Source to sea

I live close to the Connecticut River, within the Connecticut River watershed. The river, and the valley it runs through, is the arena for a lot about the things I do for fun, and has been since I came out here as a grad student in cough*1983*cough. We have paddled sections of the river from Bellows Falls VT to Northampton, MA. We have hiked all the marked trails (and several unmarked) on the edges of the valley, stopping at places where the view is good for a picnic. We have ridden bicycles over most of the roads between Brattleboro VT and Granby, MA within the valley, and from the eastern border fault to the western hill towns.

What I have never done, and what I have thought about for a long time now, is paddling the river from the beginning to the end – source to sea. The Connecticut River Conservancy has a page of people who have done similar things, either in one fell swoop or in sections. This is the summer I am going to work my way down the river, by boat where possible, in a boat of my own making when possible, from the top to the bottom, north to south, well spring to Long Island Sound.

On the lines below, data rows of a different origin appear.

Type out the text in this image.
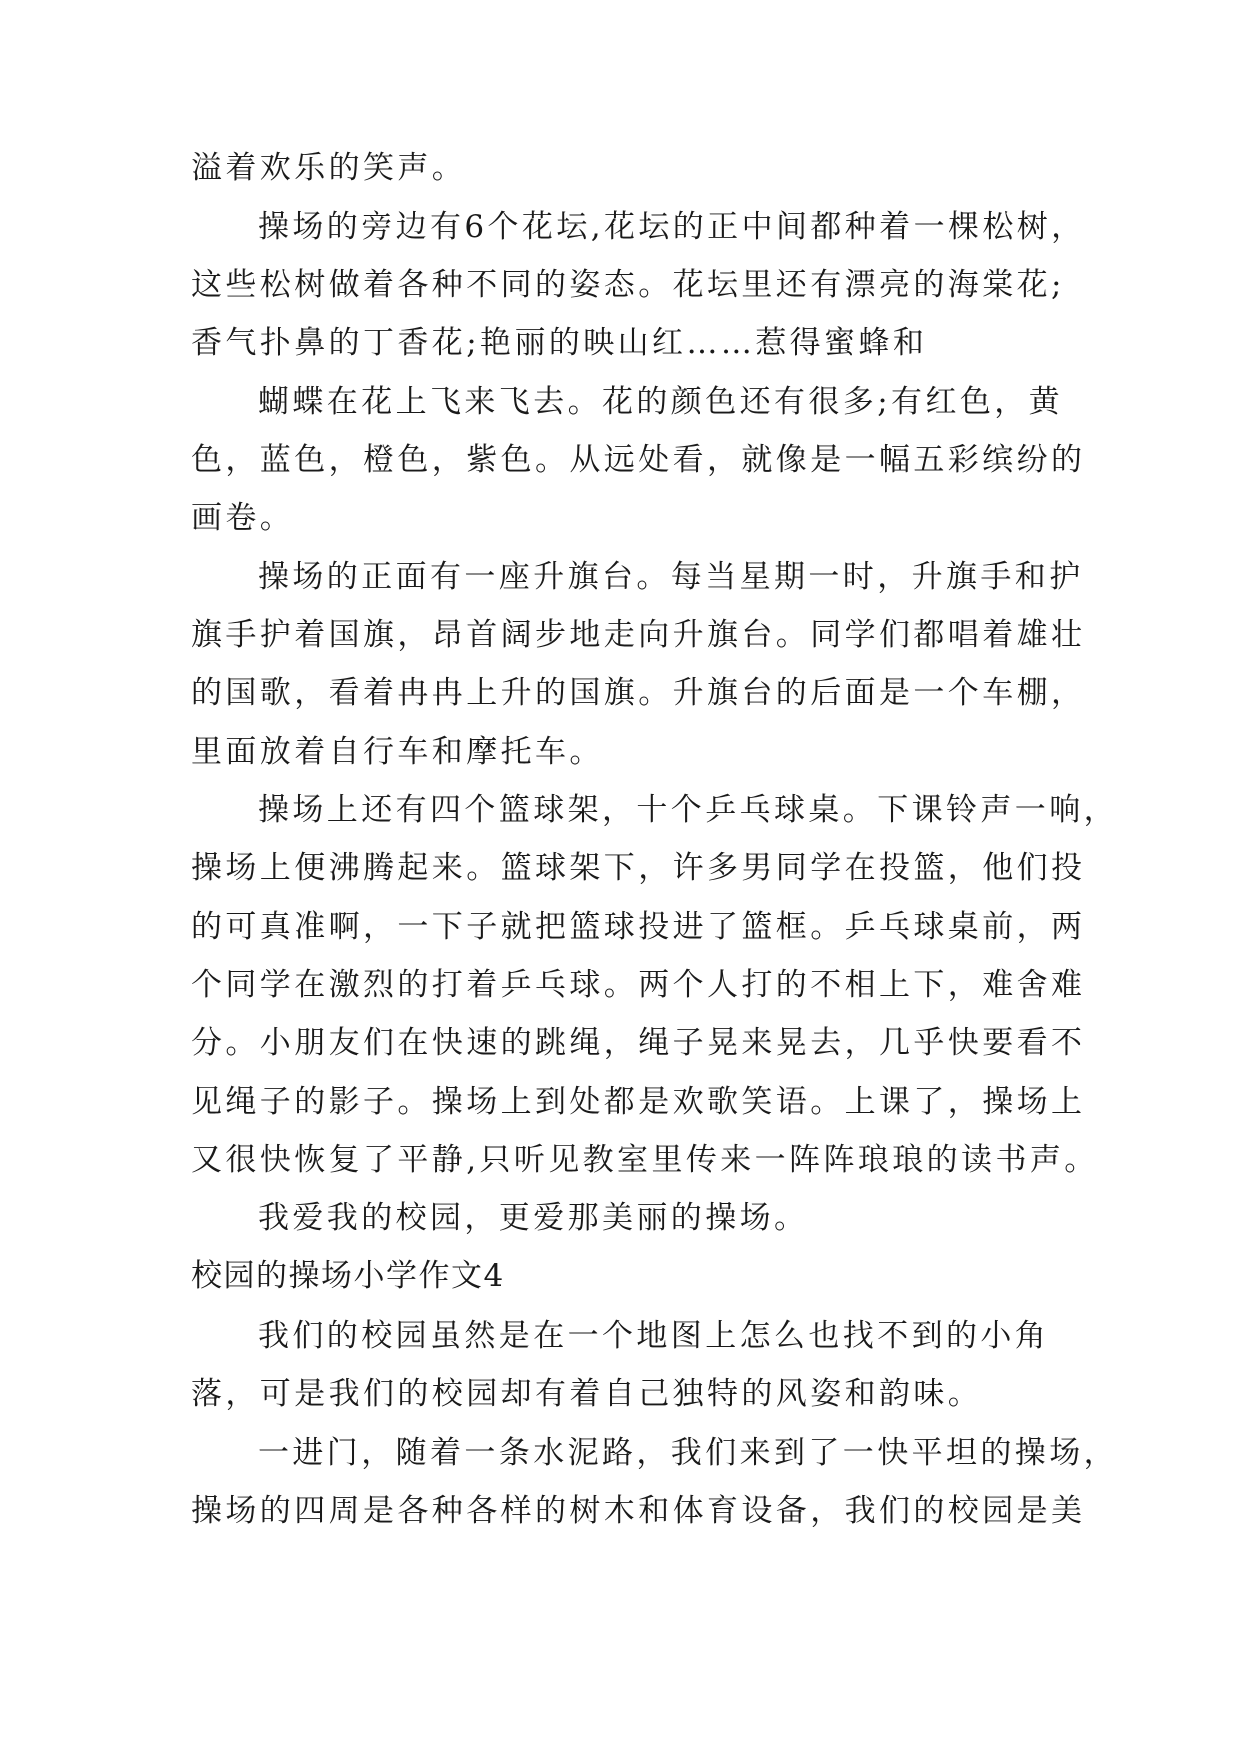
溢着欢乐的笑声。
操场的旁边有6个花坛,花坛的正中间都种着一棵松树，
这些松树做着各种不同的姿态。花坛里还有漂亮的海棠花;
香气扑鼻的丁香花;艳丽的映山红……惹得蜜蜂和
蝴蝶在花上飞来飞去。花的颜色还有很多;有红色，黄
色，蓝色，橙色，紫色。从远处看，就像是一幅五彩缤纷的
画卷。
操场的正面有一座升旗台。每当星期一时，升旗手和护
旗手护着国旗，昂首阔步地走向升旗台。同学们都唱着雄壮
的国歌，看着冉冉上升的国旗。升旗台的后面是一个车棚，
里面放着自行车和摩托车。
操场上还有四个篮球架，十个乒乓球桌。下课铃声一响，
操场上便沸腾起来。篮球架下，许多男同学在投篮，他们投
的可真准啊，一下子就把篮球投进了篮框。乒乓球桌前，两
个同学在激烈的打着乒乓球。两个人打的不相上下，难舍难
分。小朋友们在快速的跳绳，绳子晃来晃去，几乎快要看不
见绳子的影子。操场上到处都是欢歌笑语。上课了，操场上
又很快恢复了平静,只听见教室里传来一阵阵琅琅的读书声。
我爱我的校园，更爱那美丽的操场。
校园的操场小学作文4
我们的校园虽然是在一个地图上怎么也找不到的小角
落，可是我们的校园却有着自己独特的风姿和韵味。
一进门，随着一条水泥路，我们来到了一快平坦的操场，
操场的四周是各种各样的树木和体育设备，我们的校园是美
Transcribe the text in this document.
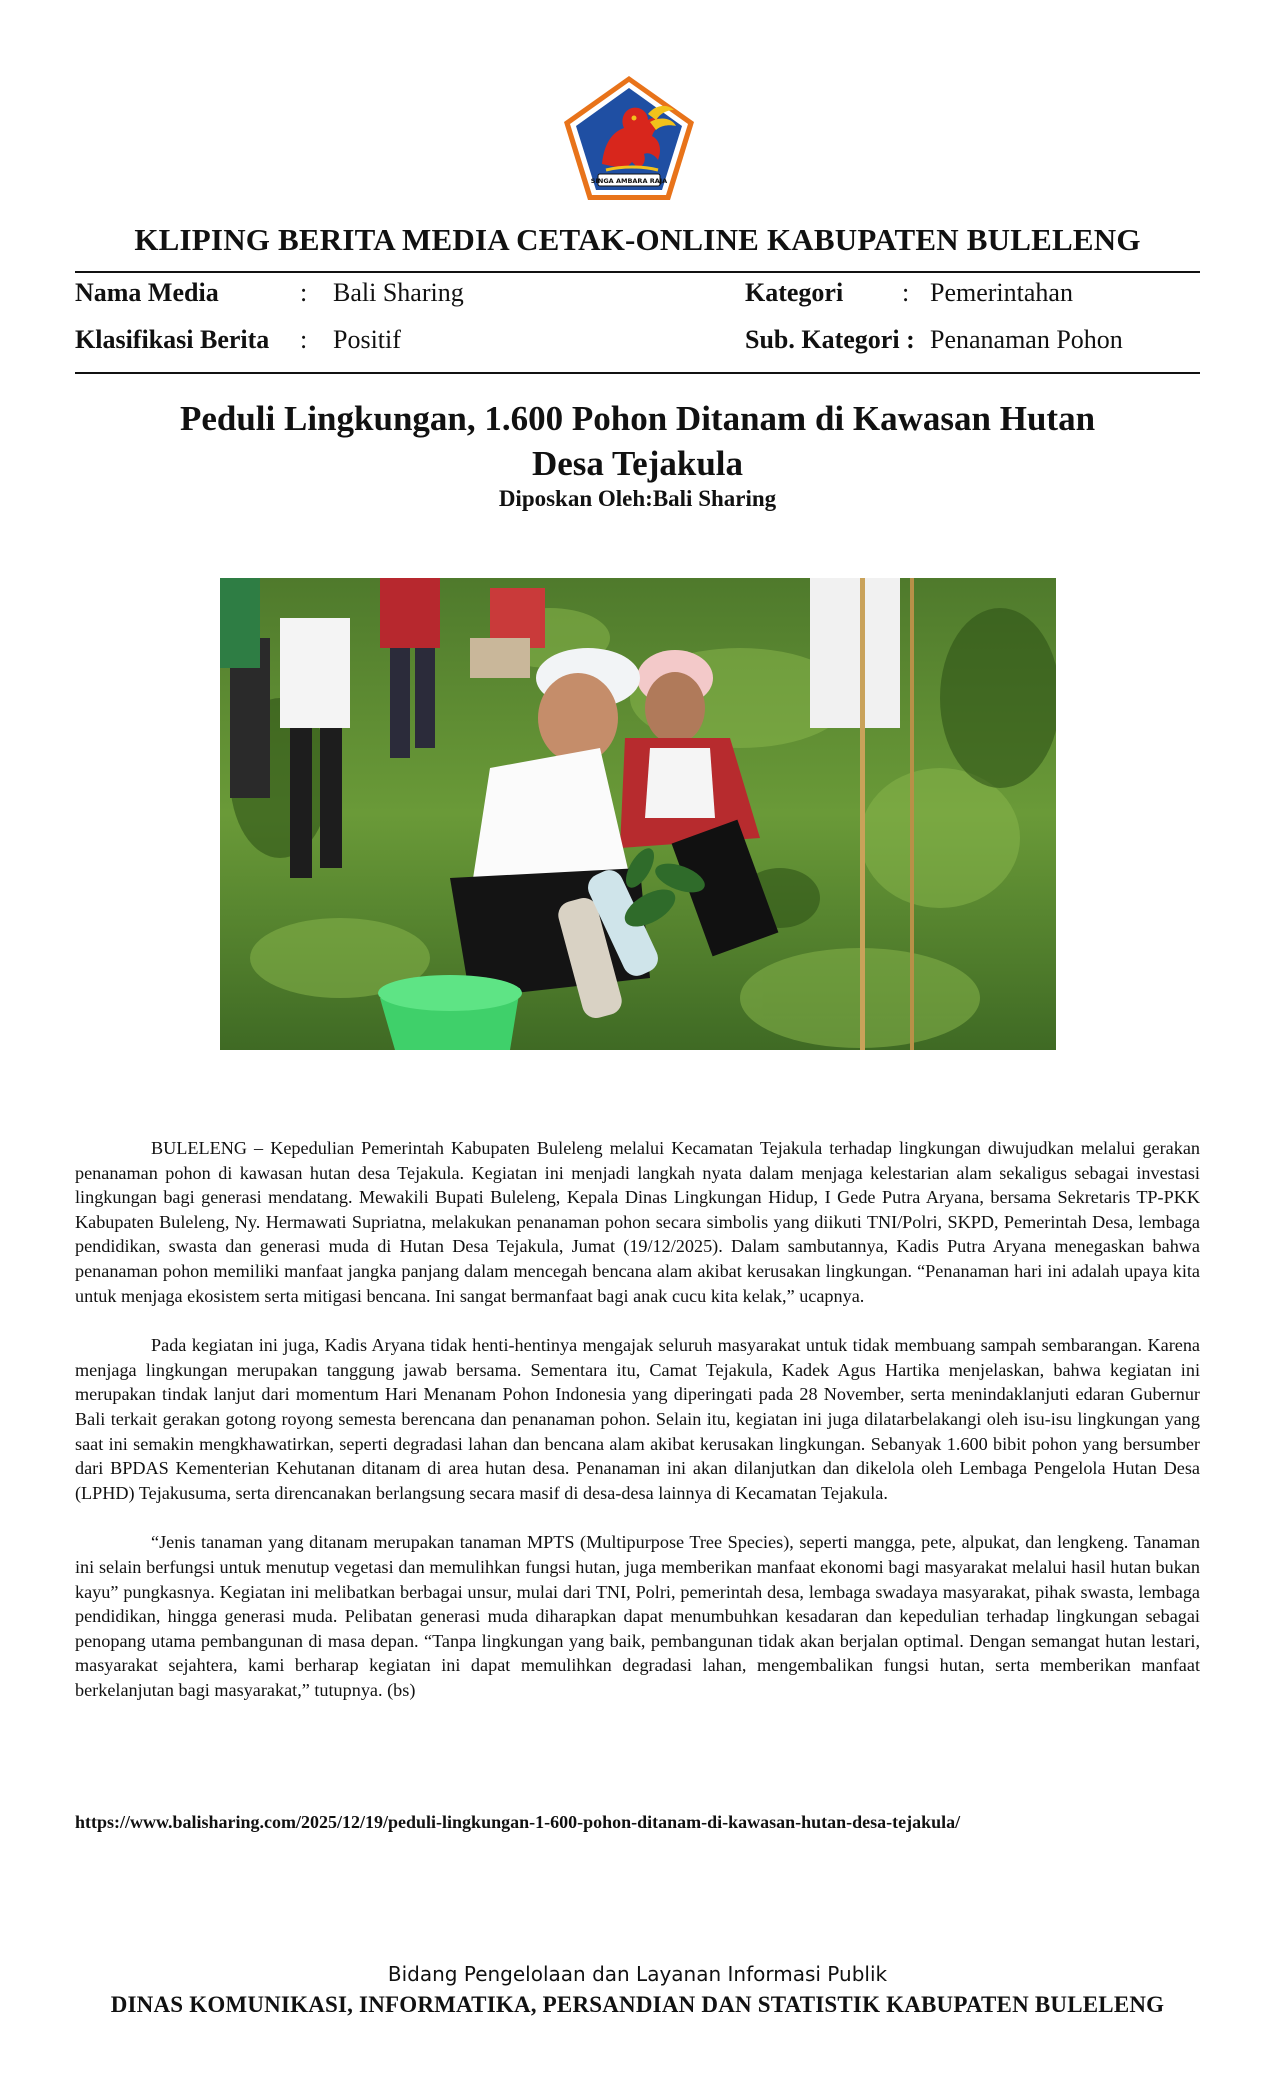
SINGA AMBARA RAJA
KLIPING BERITA MEDIA CETAK-ONLINE KABUPATEN BULELENG
Nama Media	: Bali Sharing	Kategori : Pemerintahan
Klasifikasi Berita : Positif	Sub. Kategori : Penanaman Pohon
Peduli Lingkungan, 1.600 Pohon Ditanam di Kawasan Hutan Desa Tejakula
Diposkan Oleh:Bali Sharing

BULELENG – Kepedulian Pemerintah Kabupaten Buleleng melalui Kecamatan Tejakula terhadap lingkungan diwujudkan melalui gerakan penanaman pohon di kawasan hutan desa Tejakula. Kegiatan ini menjadi langkah nyata dalam menjaga kelestarian alam sekaligus sebagai investasi lingkungan bagi generasi mendatang. Mewakili Bupati Buleleng, Kepala Dinas Lingkungan Hidup, I Gede Putra Aryana, bersama Sekretaris TP-PKK Kabupaten Buleleng, Ny. Hermawati Supriatna, melakukan penanaman pohon secara simbolis yang diikuti TNI/Polri, SKPD, Pemerintah Desa, lembaga pendidikan, swasta dan generasi muda di Hutan Desa Tejakula, Jumat (19/12/2025). Dalam sambutannya, Kadis Putra Aryana menegaskan bahwa penanaman pohon memiliki manfaat jangka panjang dalam mencegah bencana alam akibat kerusakan lingkungan. “Penanaman hari ini adalah upaya kita untuk menjaga ekosistem serta mitigasi bencana. Ini sangat bermanfaat bagi anak cucu kita kelak,” ucapnya.

Pada kegiatan ini juga, Kadis Aryana tidak henti-hentinya mengajak seluruh masyarakat untuk tidak membuang sampah sembarangan. Karena menjaga lingkungan merupakan tanggung jawab bersama. Sementara itu, Camat Tejakula, Kadek Agus Hartika menjelaskan, bahwa kegiatan ini merupakan tindak lanjut dari momentum Hari Menanam Pohon Indonesia yang diperingati pada 28 November, serta menindaklanjuti edaran Gubernur Bali terkait gerakan gotong royong semesta berencana dan penanaman pohon. Selain itu, kegiatan ini juga dilatarbelakangi oleh isu-isu lingkungan yang saat ini semakin mengkhawatirkan, seperti degradasi lahan dan bencana alam akibat kerusakan lingkungan. Sebanyak 1.600 bibit pohon yang bersumber dari BPDAS Kementerian Kehutanan ditanam di area hutan desa. Penanaman ini akan dilanjutkan dan dikelola oleh Lembaga Pengelola Hutan Desa (LPHD) Tejakusuma, serta direncanakan berlangsung secara masif di desa-desa lainnya di Kecamatan Tejakula.

“Jenis tanaman yang ditanam merupakan tanaman MPTS (Multipurpose Tree Species), seperti mangga, pete, alpukat, dan lengkeng. Tanaman ini selain berfungsi untuk menutup vegetasi dan memulihkan fungsi hutan, juga memberikan manfaat ekonomi bagi masyarakat melalui hasil hutan bukan kayu” pungkasnya. Kegiatan ini melibatkan berbagai unsur, mulai dari TNI, Polri, pemerintah desa, lembaga swadaya masyarakat, pihak swasta, lembaga pendidikan, hingga generasi muda. Pelibatan generasi muda diharapkan dapat menumbuhkan kesadaran dan kepedulian terhadap lingkungan sebagai penopang utama pembangunan di masa depan. “Tanpa lingkungan yang baik, pembangunan tidak akan berjalan optimal. Dengan semangat hutan lestari, masyarakat sejahtera, kami berharap kegiatan ini dapat memulihkan degradasi lahan, mengembalikan fungsi hutan, serta memberikan manfaat berkelanjutan bagi masyarakat,” tutupnya. (bs)

https://www.balisharing.com/2025/12/19/peduli-lingkungan-1-600-pohon-ditanam-di-kawasan-hutan-desa-tejakula/
Bidang Pengelolaan dan Layanan Informasi Publik
DINAS KOMUNIKASI, INFORMATIKA, PERSANDIAN DAN STATISTIK KABUPATEN BULELENG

I am definitely going to have to do it in sections. I’ve invited a friend to come along as well. She writes, and has summers off, so we can do a fair amount in parts of July and August. The next thing is to decide how exactly we want to do this – we need guidelines, and goals, so we’ll know if we are doing roughly what we mean to be doing.

I’ll write more, as it becomes clearer what we want to do.

2 thoughts on “Source to sea

  1. I can put you in touch with friend Erik who coordinated the UMass Outing Club Connecticut River Challenge (CRC) in the 2000s. He has maps of all the stretches, take-outs, portages, obstacles, etc.. We’d drive up to First Lake on the Canadian border on Friday night of Patriot’s Day Weekend, put on wet suits in the dark hours of the late night / early morning (sometimes in snow), and paddle canoes in shifts down the river over the 3-day stretch; two people paddling, two trying to sleep in the van, and two driving the van, and they’d rotate out every few hours or so. The dream was to get all the way to Long Island Sound over the weekend, but typically we’d make it to Northampton, depending on how much spring melt we had, how enthusiastic we were about paddling, and whether Moore Reservoir was still iced over and had to be portaged.


  2. What a great thing!!!!! I look forward to your posts about this grand adventure!!!